无论 \(X,Y\) 是离散型还是连续型随机变量,计算相关系数的核心步骤都是先求协方差和两个变量的标准差,再代入定义公式。
离散型随机变量的相关系数
设离散型随机变量 \((X,Y)\) 的联合分布律为 \(P(X=x_i,Y=y_j)=p_{ij}\)(\(i,j=1,2,\dots\)),则:
1. 计算 \(X\) 和 \(Y\) 的边缘期望:\(E(X)=\sum_{i}x_i p_i \quad,\quad E(Y)=\sum_{j}y_j p_j\)
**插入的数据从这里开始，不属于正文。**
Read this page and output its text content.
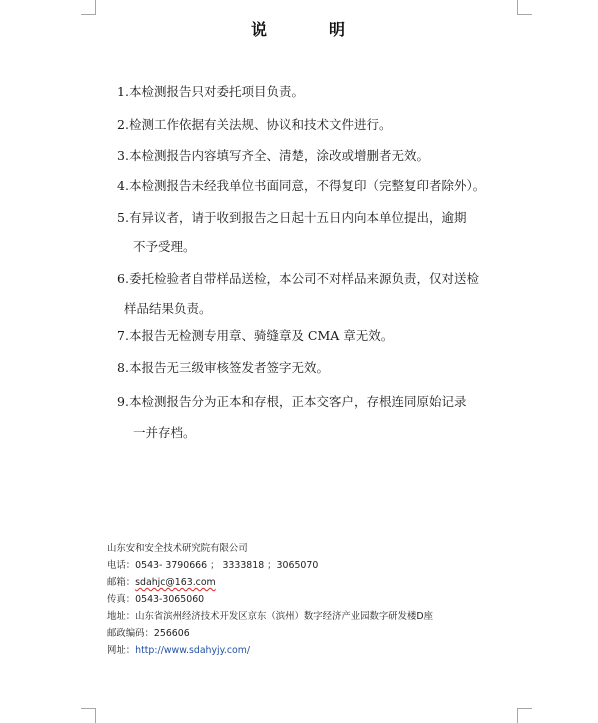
说	明
1.本检测报告只对委托项目负责。
2.检测工作依据有关法规、协议和技术文件进行。
3.本检测报告内容填写齐全、清楚，涂改或增删者无效。
4.本检测报告未经我单位书面同意，不得复印（完整复印者除外）。
5.有异议者，请于收到报告之日起十五日内向本单位提出，逾期
不予受理。
6.委托检验者自带样品送检，本公司不对样品来源负责，仅对送检
样品结果负责。
7.本报告无检测专用章、骑缝章及 CMA 章无效。
8.本报告无三级审核签发者签字无效。
9.本检测报告分为正本和存根，正本交客户，存根连同原始记录
一并存档。
山东安和安全技术研究院有限公司
电话：0543- 3790666 ； 3333818 ；3065070
邮箱：sdahjc@163.com
传真：0543-3065060
地址：山东省滨州经济技术开发区京东（滨州）数字经济产业园数字研发楼D座
邮政编码：256606
网址：http://www.sdahyjy.com/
其中 \(p_i=\sum_{j}p_{ij}\),\(p_j=\sum_{i}p_{ij}\) 是边缘分布律。
2. 计算 \(XY\) 的数学期望:
\(E(XY)=\sum_{i}\sum_{j}x_i y_j p_{ij}\)
3. 计算协方差:
\(\text{Cov}(X,Y)= \sum_{i}\sum_{j}x_i y_j p_{ij} - \left( \sum_{i}x_i p_i\right) \left( \sum_{j}y_j p_j\right) \)
4. 计算标准差:
\(\sigma_X = \sqrt{D(X)} = \sqrt{\sum_{i}x_i^2 p_i - \left( \sum_{i}x_i p_i\right)^2 }\)
\(\sigma_Y = \sqrt{D(Y)} = \sqrt{\sum_{j}y_j^2 p_j - \left( \sum_{j}y_j p_j\right)^2 }\)
5. 计算相关系数:
\(\rho_{XY} = \frac{\text{Cov}(X,Y)}{\sqrt{D(X)}\cdot\sqrt{D(Y)} }\)
例如:设 \((X,Y)\) 的联合分布如下:
| \(X\setminus Y\) | 1 | 2 |
|----------------|---|---|
| 0 | 0.2 | 0.3 |
| 1 | 0.4 | 0.1 |
- 计算边缘期望:
\(E(X)=0\times(0.2+0.3)+1\times(0.4+0.1)=0.5\)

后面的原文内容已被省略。